In a nutshell: Light. Storytelling. Content. Composition.
"I was excited to get paid to make pictures. If I could see the world, make pictures, and enjoy myself, that's what I want to do with my life."
- What makes a good food photograph? Light, Color, Composition, Picking good food subjects that look appetizing.
- Ingredient shots are some of the hardest shots to shoot, because you want them to be appetizing, but they can evoke really strong emotions. Move ingredients to new jars and bowls, work for your pictures.
- Writers think about food very differently from photographers, but working together great photos can happen.

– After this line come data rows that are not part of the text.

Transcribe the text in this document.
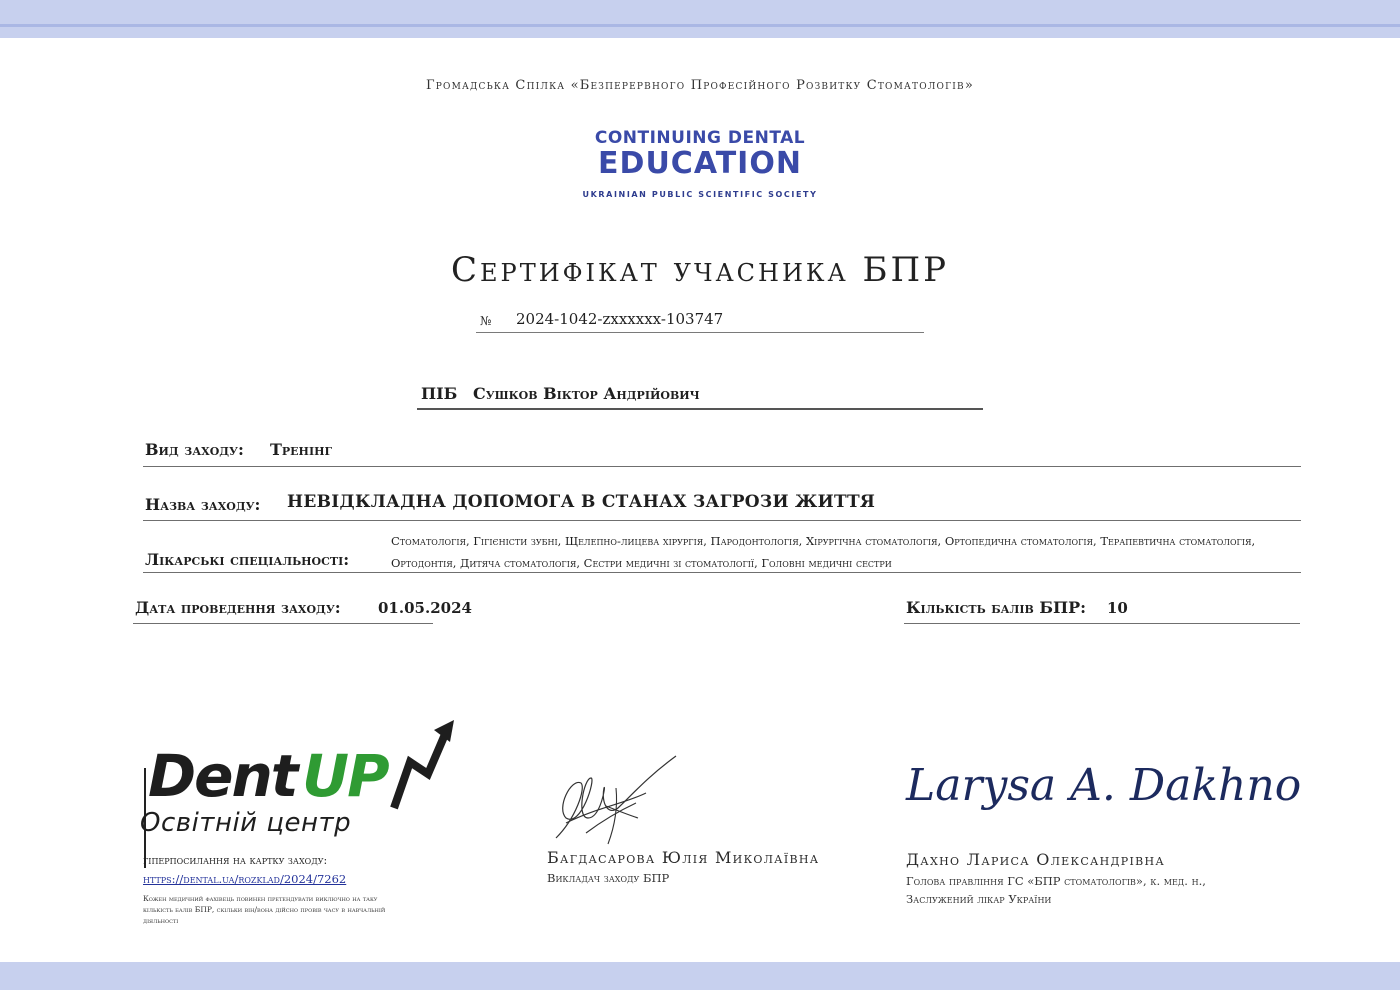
Громадська Спілка «Безперервного Професійного Розвитку Стоматологів»
CONTINUING DENTAL
EDUCATION
UKRAINIAN PUBLIC SCIENTIFIC SOCIETY
Сертифікат учасника БПР
№ 2024-1042-zxxxxxx-103747
ПІБ Сушков Віктор Андрійович
Вид заходу: Тренінг
Назва заходу: НЕВІДКЛАДНА ДОПОМОГА В СТАНАХ ЗАГРОЗИ ЖИТТЯ
Лікарські спеціальності:
Стоматологія, Гігієністи зубні, Щелепно-лицева хірургія, Пародонтологія, Хірургічна стоматологія, Ортопедична стоматологія, Терапевтична стоматологія, Ортодонтія, Дитяча стоматологія, Сестри медичні зі стоматології, Головні медичні сестри
Дата проведення заходу: 01.05.2024	Кількість балів БПР: 10
Dent UP
Освітній центр
гіперпосилання на картку заходу:
https://dental.ua/rozklad/2024/7262
Кожен медичний фахівець повинен претендувати виключно на таку кількість балів БПР, скільки він/вона дійсно провів часу в навчальній діяльності
Larysa A. Dakhno
Багдасарова Юлія Миколаївна
Викладач заходу БПР
Дахно Лариса Олександрівна
Голова правління ГС «БПР стоматологів», к. мед. н., Заслужений лікар України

- Break out of your mold, don't show the same thing over and over, even if it looks good, because it will become cliche. We've all seen the photo of people's hands holding ingredients. Do it once, never again. Take risks, be weird.
- Take your camera out of automatic mode, and shoot with manual.
- Give your food some space, let your subject breathe. Try to shoot full frame, photograph the food the way you'd see it on your plate.
- Visual spacing, vary your angles, it keeps people engaged. Very camera angles in the same blog post, especially if it's the same subject. Not all food looks good from the same angle. Primary Camera Angles in Food Photography (Overhead view - I never shoot in full overhead, because I don't think we ever look at food like that, 3/4 view, Side view/straight on)
- "Anytime I walk into a room, I'm always thinking about where the light is coming from. If it's really bright, I try to figure out how to diffuse it." Sometimes you need to go where the light is and make it work, even into a dirty alley behind a dingy Chinese Food restaurant.
- Edit your plate. If food comes out to you in a restaurant looking ugly, ask for another plate and rebuild it from scratch. Or take the food subject and put it in a completely different environment. Place those tamales on a pretty napkin, always be scouting for interesting backgrounds with texture.
- Go prop shopping. Check the Goodwill, Flea Markets, trash cans... find things that inspire you.
- Don't shoot for the assignment. Shoot for yourself.
- Look at photography daily. Study styling!
- Practice photography daily. Take 1 great picture a day, follow your instincts and gut reactions.
- Self assign photography projects. Go out and keep a visual journal, make your own portfolio.
- Be patient. Wait for the shot. Make the shot.
And remember, the most important thing, ALL OF THESE RULES CAN BE BROKEN.
At the end of the seminar, I'm literally in tears. This is so fundamentally, frighteningly, blissfully, what I want to do with my life. I've honestly never heard someone speak so eloquently about the life that I want to lead, putting the way that I really want to shoot into sweet, funny, enlightening words. Thanks so much, Penny. I've felt a bit on the sidelines through most of the IFBC panels, but your talk alone was worth the cost of a ticket. I know I'm going to be spending many, many more hours on my photography. This is what I want to do, and I'm going to do it.